For years, South Africa has been driving along bumpy roads in a pumpkin. You have it in your hands to turn that pumpkin into a stunning carriage that will function well in keeping the wheels of the economy turning and be admired from near and far. The slipper is in your hands. You just have to fit it to the right foot.

I seriously doubt whether you have any deep knowledge of transport – especially trucking – and understandably so with your formal academic qualifications being in the arena of Industrial Psychology rather than Transport Economics. But there are many in this industry who have years of valuable experience and are willing to work hand-in-hand with you in enabling you to help raise the profile of transport to the highest level.

Let’s take just one example – it lies in South Africa’s dismal road safety record.  According to the Road Traffic Management Corporation (RTMC), which falls under your jurisdiction, the financial cost to the economy of crashes is estimated at R143-billion annually. That’s a heck of a lot of Nkandla’s that the ‘great wrecker of South Africa’ never focussed on.

As the AA pointed out in a statement welcoming you to this position, dealing effectively with road safety will return this money back into the national fiscus where it could be spent on uplifting the poor via the provision of housing – with toilets and water.

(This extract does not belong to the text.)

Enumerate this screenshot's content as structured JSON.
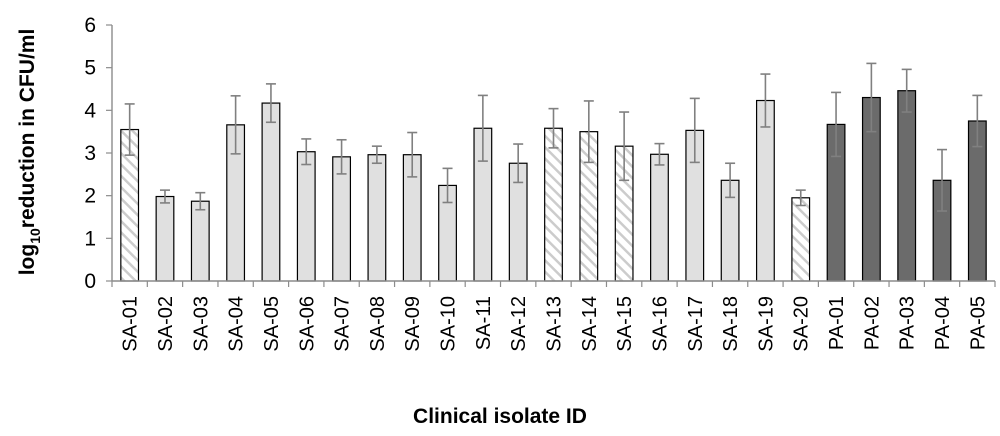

There are many other areas of improvements in your portfolio which you could act on to the benefit of the country and its citizens as a whole. And please remember that it is not just about passenger transport. Yours is a much wider portfolio but you are just not going to get your teeth into any of this if you only hang around for a year or two. Do that and the Cinderella status of transport will remain as it is – floundering rather than flourishing. Let’s do it Blade!